Cuantos se hallaban presentes, incluso Materne, que había acudido a toda prisa, se estremecieron de pies a cabeza al ver la mirada que Juan Claudio dirigió al contrabandista.

Este, a pesar de su audacia habitual, quedose sobrecogido y no sabía qué responder.

—Vamos, vamos, Juan Claudio—dijo por último—; la cosa no es tan grave como dices. Todavía no hemos pegado nosotros. Además, nos hacen falta cañones, y esos nos vendrán a maravilla.

—¡Sí, a maravilla, idiota! Has estado esperando hasta el último momento por amor propio, ¿no es eso? Querías batirte, ensalzar tus hazañas, vanagloriarte. Y para eso juegas con la vida de todos nosotros. ¡Ea, mira! ¡Allí tienes a los otros preparándose en Framont!

En efecto; una nueva columna, mucho más fuerte que la primera, salía de Framont a paso de carga y subía hacia los parapetos. Divès no decía una palabra; Hullin, reprimiendo su indignación, se tranquilizó súbitamente ante la gravedad del peligro.

—¡Id a ocupar vuestros puestos!—dijo Juan Claudio con voz seca a cuantos se hallaban presentes—; que todo el mundo esté preparado para el ataque que se aproxima. ¡Materne, mucho cuidado!

El cazador bajó la cabeza.

Mientras tanto, Marcos Divès había recobrado su aplomo.

—En vez de gritar como una mujer—dijo a Hullin—, mejor sería que me mandaras atacar allá abajo, rodeando el barranco por los pinares.

—¡No queda otro recurso, con mil demonios!—replicó Juan Claudio.

Y algo más tranquilo añadió:

—Oye, Marcos, te aborrezco hasta la muerte. Habíamos vencido, y por tu culpa todo está como antes. ¡Si se frustra tu ataque, los dos nos cortaremos la cabeza!

—Bueno, bueno; la pelota está en el tejado; ¡yo te respondo de lo que ocurra!

El contrabandista montó, de un salto, a caballo, terciose sobre el hombro uno de los picos de la capa y desenvainó su gran espada con un continente magnífico. Todos los hombres que le seguían hicieron lo mismo.

Luego, Divès, volviéndose hacia la tropa de reserva, compuesta de cincuenta rudos montañeses, y señalando la meseta con el sable, les dijo:

—¿Veis aquello, muchachos? Nuestro tiene que ser. Los de Dagsburgo no podrán decir que tienen más valor que los del Sarre. ¡Adelante!

Y la tropa, enardecida, se puso en marcha, flanqueando el barranco. Hullin, muy pálido, gritó:

—¡A la bayoneta!

El enorme contrabandista, montado en un altísimo rocín de musculosa y reluciente grupa, se volvió sonriendo para sí; agitó luego la espada con un ademán expresivo, y la tropa se perdió en los pinares.

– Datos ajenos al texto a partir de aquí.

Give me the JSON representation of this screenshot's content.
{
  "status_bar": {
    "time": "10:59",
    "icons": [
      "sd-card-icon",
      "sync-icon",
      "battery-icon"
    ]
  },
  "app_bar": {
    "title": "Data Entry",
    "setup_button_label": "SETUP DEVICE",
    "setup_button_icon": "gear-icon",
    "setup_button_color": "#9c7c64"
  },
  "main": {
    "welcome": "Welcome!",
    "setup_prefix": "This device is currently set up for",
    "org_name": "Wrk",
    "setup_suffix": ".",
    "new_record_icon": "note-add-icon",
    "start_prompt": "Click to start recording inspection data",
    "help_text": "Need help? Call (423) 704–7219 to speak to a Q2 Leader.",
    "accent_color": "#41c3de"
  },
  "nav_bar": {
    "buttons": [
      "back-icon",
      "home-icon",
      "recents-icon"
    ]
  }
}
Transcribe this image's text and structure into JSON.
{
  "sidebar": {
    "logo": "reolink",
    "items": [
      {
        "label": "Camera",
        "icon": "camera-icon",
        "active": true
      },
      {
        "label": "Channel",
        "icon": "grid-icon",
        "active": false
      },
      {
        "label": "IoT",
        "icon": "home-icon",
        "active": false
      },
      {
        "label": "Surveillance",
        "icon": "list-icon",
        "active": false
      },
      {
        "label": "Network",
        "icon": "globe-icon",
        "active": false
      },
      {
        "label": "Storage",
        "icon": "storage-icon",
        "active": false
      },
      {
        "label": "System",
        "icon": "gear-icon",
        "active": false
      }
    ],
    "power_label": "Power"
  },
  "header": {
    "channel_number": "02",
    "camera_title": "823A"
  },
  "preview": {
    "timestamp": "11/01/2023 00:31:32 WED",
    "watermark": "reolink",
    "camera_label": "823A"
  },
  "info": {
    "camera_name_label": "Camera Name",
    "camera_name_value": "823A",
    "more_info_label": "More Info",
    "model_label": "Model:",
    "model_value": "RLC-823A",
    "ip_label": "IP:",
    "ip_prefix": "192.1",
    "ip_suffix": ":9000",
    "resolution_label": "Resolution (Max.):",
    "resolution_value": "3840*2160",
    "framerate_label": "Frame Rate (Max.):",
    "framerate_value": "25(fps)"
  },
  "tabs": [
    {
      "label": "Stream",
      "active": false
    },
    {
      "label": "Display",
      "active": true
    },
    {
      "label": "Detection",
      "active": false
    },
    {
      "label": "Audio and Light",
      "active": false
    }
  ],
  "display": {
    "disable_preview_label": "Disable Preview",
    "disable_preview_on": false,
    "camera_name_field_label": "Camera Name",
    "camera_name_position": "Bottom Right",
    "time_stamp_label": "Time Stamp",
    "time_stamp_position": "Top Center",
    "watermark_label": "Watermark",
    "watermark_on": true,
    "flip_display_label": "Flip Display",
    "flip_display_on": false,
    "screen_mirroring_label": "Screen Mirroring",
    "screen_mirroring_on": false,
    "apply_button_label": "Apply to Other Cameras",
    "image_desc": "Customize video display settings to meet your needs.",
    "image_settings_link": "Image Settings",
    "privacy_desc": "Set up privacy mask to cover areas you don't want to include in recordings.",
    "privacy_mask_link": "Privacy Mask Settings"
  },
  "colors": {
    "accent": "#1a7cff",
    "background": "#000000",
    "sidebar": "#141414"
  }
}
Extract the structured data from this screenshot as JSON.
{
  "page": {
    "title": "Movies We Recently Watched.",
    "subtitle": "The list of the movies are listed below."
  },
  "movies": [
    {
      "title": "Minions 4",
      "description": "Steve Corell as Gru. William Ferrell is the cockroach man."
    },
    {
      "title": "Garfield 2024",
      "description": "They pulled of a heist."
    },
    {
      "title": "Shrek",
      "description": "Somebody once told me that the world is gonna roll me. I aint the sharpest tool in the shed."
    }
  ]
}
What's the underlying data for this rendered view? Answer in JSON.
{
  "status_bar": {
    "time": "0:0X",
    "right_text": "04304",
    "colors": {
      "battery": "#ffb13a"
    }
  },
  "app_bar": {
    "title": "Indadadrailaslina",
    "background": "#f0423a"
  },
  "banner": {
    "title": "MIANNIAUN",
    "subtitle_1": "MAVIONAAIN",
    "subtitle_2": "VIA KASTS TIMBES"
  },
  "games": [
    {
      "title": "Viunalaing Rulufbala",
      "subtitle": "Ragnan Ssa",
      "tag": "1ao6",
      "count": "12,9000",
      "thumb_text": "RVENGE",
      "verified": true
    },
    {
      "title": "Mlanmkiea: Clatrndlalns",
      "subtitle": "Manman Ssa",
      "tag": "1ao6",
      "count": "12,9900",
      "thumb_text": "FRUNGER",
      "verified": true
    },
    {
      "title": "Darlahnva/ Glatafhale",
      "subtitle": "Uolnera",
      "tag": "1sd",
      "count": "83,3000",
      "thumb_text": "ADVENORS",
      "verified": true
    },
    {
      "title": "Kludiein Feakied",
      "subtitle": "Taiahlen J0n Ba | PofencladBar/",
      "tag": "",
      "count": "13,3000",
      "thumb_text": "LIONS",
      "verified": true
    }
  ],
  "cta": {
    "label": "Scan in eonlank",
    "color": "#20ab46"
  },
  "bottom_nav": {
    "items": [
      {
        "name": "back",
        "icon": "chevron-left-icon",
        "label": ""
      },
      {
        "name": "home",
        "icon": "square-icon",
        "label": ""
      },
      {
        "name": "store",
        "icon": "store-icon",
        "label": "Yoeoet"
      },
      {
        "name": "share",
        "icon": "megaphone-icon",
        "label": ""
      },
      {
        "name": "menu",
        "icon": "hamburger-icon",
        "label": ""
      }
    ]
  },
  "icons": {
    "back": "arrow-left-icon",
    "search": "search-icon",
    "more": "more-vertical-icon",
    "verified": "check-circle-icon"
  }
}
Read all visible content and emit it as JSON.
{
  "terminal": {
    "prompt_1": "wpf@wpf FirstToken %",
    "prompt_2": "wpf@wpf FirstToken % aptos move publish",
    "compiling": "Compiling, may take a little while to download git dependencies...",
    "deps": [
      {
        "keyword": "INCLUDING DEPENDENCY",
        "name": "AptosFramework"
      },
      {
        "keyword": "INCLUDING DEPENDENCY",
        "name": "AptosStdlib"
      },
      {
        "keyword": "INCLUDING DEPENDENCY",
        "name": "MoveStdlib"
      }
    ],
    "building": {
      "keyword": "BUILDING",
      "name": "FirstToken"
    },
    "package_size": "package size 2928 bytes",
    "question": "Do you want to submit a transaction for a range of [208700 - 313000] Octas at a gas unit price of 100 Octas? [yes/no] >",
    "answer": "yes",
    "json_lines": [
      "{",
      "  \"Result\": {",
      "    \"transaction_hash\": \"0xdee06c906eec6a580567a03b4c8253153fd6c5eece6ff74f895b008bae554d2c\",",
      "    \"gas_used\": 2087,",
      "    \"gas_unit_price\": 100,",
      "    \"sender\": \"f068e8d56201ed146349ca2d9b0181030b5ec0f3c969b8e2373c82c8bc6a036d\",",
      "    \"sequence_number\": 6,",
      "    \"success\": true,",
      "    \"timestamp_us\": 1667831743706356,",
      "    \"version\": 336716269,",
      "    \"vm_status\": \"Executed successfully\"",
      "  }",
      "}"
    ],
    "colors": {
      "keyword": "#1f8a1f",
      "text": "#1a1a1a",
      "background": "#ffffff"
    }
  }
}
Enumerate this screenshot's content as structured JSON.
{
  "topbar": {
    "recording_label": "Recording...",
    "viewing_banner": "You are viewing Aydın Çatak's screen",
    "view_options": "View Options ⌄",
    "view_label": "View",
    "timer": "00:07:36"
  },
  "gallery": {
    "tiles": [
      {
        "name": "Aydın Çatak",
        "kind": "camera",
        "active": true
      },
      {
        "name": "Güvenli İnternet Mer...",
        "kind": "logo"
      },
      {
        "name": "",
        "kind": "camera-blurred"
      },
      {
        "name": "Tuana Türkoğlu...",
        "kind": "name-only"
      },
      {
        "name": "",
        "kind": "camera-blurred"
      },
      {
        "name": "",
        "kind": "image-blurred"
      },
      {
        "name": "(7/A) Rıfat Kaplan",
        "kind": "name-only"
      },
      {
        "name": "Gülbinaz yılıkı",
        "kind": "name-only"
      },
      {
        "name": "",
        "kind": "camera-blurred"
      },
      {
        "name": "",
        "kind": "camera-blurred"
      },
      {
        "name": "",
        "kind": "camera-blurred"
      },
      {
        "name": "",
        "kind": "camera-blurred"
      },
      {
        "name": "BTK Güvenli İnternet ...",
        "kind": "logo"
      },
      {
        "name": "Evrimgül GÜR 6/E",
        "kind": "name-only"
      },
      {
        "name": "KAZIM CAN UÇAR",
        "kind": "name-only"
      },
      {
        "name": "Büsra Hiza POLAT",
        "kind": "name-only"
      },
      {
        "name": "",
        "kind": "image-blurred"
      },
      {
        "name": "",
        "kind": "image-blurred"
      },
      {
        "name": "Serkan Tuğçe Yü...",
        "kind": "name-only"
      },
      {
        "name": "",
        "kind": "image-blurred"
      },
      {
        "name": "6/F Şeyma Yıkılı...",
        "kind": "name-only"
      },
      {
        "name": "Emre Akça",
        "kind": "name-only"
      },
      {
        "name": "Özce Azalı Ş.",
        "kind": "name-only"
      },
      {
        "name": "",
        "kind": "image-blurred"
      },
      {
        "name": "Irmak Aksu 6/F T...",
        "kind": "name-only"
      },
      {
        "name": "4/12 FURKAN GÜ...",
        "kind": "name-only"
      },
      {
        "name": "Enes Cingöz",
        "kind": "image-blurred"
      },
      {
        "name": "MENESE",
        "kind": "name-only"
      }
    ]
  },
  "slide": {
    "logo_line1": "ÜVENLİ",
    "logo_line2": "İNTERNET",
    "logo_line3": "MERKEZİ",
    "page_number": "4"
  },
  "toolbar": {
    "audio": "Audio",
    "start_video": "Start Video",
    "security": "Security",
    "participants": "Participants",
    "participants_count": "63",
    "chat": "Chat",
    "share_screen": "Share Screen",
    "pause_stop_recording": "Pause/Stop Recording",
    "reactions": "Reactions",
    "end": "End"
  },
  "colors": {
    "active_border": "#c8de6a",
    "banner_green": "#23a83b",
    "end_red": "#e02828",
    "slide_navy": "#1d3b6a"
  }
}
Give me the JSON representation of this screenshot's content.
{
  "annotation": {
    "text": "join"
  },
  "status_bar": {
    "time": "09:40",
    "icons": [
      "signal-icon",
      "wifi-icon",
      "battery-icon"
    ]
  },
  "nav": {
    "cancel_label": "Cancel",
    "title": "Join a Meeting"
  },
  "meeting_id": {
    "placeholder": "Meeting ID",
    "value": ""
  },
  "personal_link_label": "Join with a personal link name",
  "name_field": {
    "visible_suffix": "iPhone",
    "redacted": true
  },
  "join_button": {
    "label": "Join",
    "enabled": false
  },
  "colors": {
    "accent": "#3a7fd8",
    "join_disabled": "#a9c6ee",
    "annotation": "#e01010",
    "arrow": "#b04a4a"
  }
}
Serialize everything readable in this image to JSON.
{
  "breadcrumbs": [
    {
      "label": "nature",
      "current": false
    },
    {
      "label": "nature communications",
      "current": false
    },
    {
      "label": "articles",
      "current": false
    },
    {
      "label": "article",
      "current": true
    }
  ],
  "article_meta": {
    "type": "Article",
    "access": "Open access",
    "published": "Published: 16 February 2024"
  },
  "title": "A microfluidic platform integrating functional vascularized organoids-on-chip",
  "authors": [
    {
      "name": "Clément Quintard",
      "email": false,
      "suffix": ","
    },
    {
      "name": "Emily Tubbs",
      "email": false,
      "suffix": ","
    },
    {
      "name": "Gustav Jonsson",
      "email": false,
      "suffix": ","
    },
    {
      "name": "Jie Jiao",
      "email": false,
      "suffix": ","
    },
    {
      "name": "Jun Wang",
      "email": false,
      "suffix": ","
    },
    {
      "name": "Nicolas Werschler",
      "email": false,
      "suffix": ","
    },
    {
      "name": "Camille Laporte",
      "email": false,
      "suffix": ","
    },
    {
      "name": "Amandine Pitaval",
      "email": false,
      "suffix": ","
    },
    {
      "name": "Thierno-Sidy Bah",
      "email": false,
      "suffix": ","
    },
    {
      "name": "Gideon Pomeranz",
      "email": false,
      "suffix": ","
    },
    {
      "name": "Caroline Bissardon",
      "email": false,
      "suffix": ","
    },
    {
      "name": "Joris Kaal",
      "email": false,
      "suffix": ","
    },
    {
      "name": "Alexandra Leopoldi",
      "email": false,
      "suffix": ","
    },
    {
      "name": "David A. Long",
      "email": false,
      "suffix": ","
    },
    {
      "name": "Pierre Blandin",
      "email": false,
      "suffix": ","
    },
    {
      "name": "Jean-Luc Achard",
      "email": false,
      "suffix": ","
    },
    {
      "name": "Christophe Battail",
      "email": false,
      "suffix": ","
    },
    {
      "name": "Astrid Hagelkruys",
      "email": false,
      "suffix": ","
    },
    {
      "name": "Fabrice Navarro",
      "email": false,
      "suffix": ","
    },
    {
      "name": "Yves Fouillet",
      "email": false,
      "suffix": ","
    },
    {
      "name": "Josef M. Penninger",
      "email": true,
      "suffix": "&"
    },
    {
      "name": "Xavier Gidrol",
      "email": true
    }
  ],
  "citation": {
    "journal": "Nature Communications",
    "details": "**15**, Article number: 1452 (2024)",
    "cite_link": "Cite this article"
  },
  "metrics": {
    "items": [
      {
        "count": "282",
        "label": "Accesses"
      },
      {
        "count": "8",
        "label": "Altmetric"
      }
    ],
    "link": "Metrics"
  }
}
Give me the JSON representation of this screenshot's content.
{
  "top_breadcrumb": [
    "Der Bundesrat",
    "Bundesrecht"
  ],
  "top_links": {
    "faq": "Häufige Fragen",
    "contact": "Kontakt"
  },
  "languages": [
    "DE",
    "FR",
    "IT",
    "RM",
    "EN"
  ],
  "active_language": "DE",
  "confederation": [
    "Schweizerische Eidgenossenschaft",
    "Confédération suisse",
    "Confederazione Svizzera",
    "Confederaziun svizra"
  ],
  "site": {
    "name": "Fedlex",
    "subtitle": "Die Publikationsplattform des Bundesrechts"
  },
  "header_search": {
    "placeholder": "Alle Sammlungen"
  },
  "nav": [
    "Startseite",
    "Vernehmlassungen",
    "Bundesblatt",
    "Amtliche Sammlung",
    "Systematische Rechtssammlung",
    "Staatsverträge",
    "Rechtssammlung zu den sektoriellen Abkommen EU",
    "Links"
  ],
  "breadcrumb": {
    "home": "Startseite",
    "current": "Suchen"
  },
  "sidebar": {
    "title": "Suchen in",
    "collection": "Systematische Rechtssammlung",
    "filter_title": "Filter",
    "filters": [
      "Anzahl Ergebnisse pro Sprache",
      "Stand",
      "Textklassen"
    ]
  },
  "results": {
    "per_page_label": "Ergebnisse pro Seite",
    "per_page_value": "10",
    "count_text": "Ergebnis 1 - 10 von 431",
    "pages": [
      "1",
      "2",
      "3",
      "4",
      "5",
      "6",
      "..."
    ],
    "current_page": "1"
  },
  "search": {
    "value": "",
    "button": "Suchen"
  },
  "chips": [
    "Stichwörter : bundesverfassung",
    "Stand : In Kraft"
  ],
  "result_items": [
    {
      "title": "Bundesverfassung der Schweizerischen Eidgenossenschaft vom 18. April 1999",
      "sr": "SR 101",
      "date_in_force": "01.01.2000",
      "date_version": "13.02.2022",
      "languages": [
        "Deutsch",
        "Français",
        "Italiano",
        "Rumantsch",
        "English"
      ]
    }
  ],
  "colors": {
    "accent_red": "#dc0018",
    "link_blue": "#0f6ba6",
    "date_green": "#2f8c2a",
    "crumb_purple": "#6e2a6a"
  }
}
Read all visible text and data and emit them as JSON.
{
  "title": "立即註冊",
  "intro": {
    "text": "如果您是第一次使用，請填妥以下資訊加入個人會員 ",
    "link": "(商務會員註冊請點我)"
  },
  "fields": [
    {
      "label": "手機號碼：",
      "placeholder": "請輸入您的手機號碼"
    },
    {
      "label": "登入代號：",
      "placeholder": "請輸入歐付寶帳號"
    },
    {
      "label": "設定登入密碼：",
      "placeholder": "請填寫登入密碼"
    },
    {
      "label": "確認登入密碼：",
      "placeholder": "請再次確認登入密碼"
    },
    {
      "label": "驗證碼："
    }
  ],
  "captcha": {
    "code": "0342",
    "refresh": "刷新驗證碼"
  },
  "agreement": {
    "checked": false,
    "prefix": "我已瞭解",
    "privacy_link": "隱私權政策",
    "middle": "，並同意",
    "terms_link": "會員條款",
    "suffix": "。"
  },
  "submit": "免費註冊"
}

En aquel momento los alemanes, con las piezas de ocho, llegaban a la meseta y se formaban en batería, mientras que la columna de Framont trataba de escalar la ladera. Todo se hallaba, pues, en el mismo estado que antes de la batalla, con la diferencia de que los cañones enemigos iban a entrar en juego y a coger a los defensores por la espalda.

Se veían claramente las dos piezas, los grapones, las palancas, los escobillones, los artilleros y el oficial: un individuo delgado, ancho de espaldas, de largos bigotes rubios. La niebla azulada del valle acortaba las distancias, hasta el extremo de que se hubiera creído poder alcanzar la posición con la mano; pero Hullin y Materne no se engañaban; había más de seiscientos metros, y ningún fusil alejaba tanto.

No obstante, el cazador Materne, antes de regresar a los parapetos, quiso convencerse de ello; y acercándose cuanto le fue posible al barranco, acompañado de su hijo Kasper y de otros varios, se apoyó en un árbol y apuntó con lentitud hacia el oficial de los bigotes rubios.

Cuantos presenciaron la escena contuvieron la respiración, temerosos de que fracasara la prueba.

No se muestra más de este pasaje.